Quelque 5200 soldats américains se trouvent en ce moment en Irak et un départ de ces troupes n’est donc pas à l’ordre du jour. Mais cette lettre est bien authentique. Elle a en fait été envoyée par erreur explique l’armée américaine. Il s’agissait en fait d’un projet de lettre destinée aux autorités irakiennes pour annoncer des mouvements de troupes. Une lettre mal rédigée, si l’on en croit le Pentagone. Et un couac qui a suscité la stupéfaction outre-Atlantique.

Escalade des tensions

Après le vote du Parlement irakien dimanche, le président américain Donald Trump avait menacé d’imposer des sanctions "très fortes" à l’Irak. Sur le front diplomatique, les appels à la désescalade se multiplient tandis que s’envenime l’affrontement verbal entre Washington et Téhéran.

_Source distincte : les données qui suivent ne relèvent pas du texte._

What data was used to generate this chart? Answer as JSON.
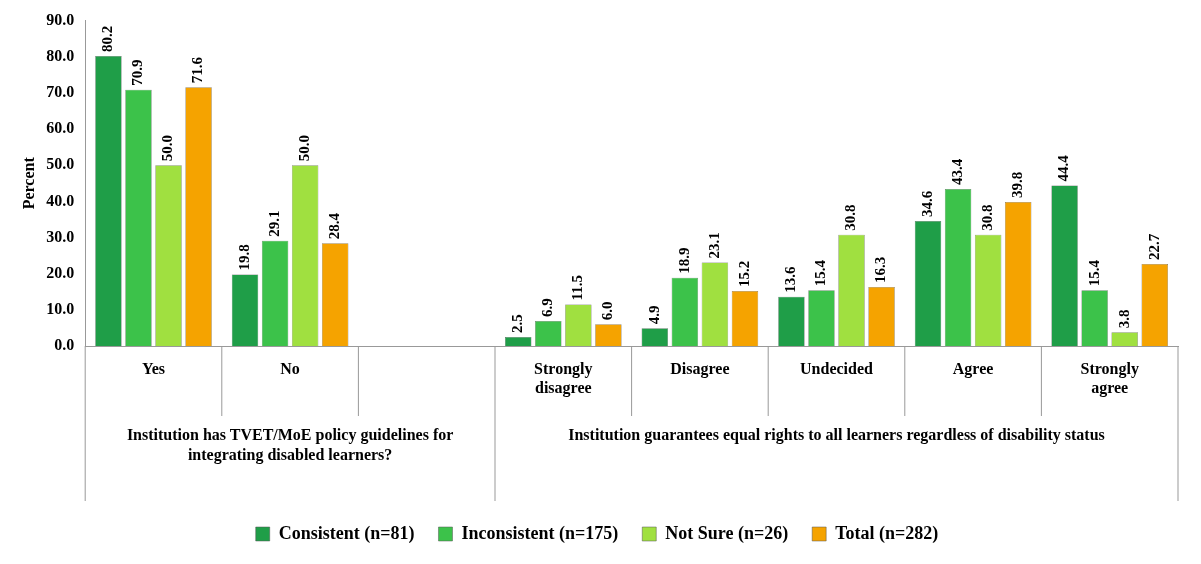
{
  "chart_data": {
    "type": "bar",
    "ylabel": "Percent",
    "categories": [
      "Yes",
      "No",
      null,
      "Strongly disagree",
      "Disagree",
      "Undecided",
      "Agree",
      "Strongly agree"
    ],
    "annotations": [
      "Institution has TVET/MoE policy guidelines for integrating disabled learners?",
      "Institution guarantees equal rights to all learners regardless of disability status"
    ],
    "series": [
      {
        "name": "Consistent (n=81)",
        "color": "#1f9e48",
        "values": [
          80.2,
          19.8,
          null,
          2.5,
          4.9,
          13.6,
          34.6,
          44.4
        ],
        "value_labels": [
          "80.2",
          "19.8",
          null,
          "2.5",
          "4.9",
          "13.6",
          "34.6",
          "44.4"
        ]
      },
      {
        "name": "Inconsistent (n=175)",
        "color": "#3cc24a",
        "values": [
          70.9,
          29.1,
          null,
          6.9,
          18.9,
          15.4,
          43.4,
          15.4
        ],
        "value_labels": [
          "70.9",
          "29.1",
          null,
          "6.9",
          "18.9",
          "15.4",
          "43.4",
          "15.4"
        ]
      },
      {
        "name": "Not Sure (n=26)",
        "color": "#a0e040",
        "values": [
          50.0,
          50.0,
          null,
          11.5,
          23.1,
          30.8,
          30.8,
          3.8
        ],
        "value_labels": [
          "50.0",
          "50.0",
          null,
          "11.5",
          "23.1",
          "30.8",
          "30.8",
          "3.8"
        ]
      },
      {
        "name": "Total (n=282)",
        "color": "#f5a300",
        "values": [
          71.6,
          28.4,
          null,
          6.0,
          15.2,
          16.3,
          39.8,
          22.7
        ],
        "value_labels": [
          "71.6",
          "28.4",
          null,
          "6.0",
          "15.2",
          "16.3",
          "39.8",
          "22.7"
        ]
      }
    ],
    "ylim": [
      0,
      90
    ],
    "yticks": [
      {
        "value": 0,
        "label": "0.0"
      },
      {
        "value": 10,
        "label": "10.0"
      },
      {
        "value": 20,
        "label": "20.0"
      },
      {
        "value": 30,
        "label": "30.0"
      },
      {
        "value": 40,
        "label": "40.0"
      },
      {
        "value": 50,
        "label": "50.0"
      },
      {
        "value": 60,
        "label": "60.0"
      },
      {
        "value": 70,
        "label": "70.0"
      },
      {
        "value": 80,
        "label": "80.0"
      },
      {
        "value": 90,
        "label": "90.0"
      }
    ],
    "grid": false,
    "legend": "bottom"
  }
}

Samedi, le président américain Donald Trump a menacé de viser 52 cibles iraniennes, dont des sites culturels. Son homologue iranien Hassan Rohani l’a sommé ce lundi de ne "jamais menacer la nation iranienne", après avoir promis dès vendredi une "riposte militaire" et une "dure vengeance", "au bon endroit et au bon moment".

L’Otan, après une réunion extraordinaire, a appelé Téhéran à éviter "davantage de violence et de provocations" tandis que la France a estimé que l’Iran devait "renoncer à des représailles" contre Washington. Les chefs de la diplomatie de l’UE doivent tenir ce vendredi une réunion sur la crise entre les deux ennemis, appelés par la présidente de la Commission européenne à suivre "la voie de la pondération".

Et l’Iran a annoncé dimanche une nouvelle réduction de ses engagements contenus dans l’accord international conclu en 2015 pour garantir la nature purement civile des activités nucléaires iraniennes, un pacte désormais presque vidé de sa substance. Pour les observateurs, l’Iran reste "très prudent" en évitant de dénoncer frontalement le texte, ce qui laisse une ultime marge de manœuvre pour tenter de le sauver. La crise entre Washington et Téhéran a dopé les cours du pétrole et fait trembler les Bourses mondiales. L’or, traditionnelle valeur refuge, est monté à des niveaux jamais vus depuis 2013.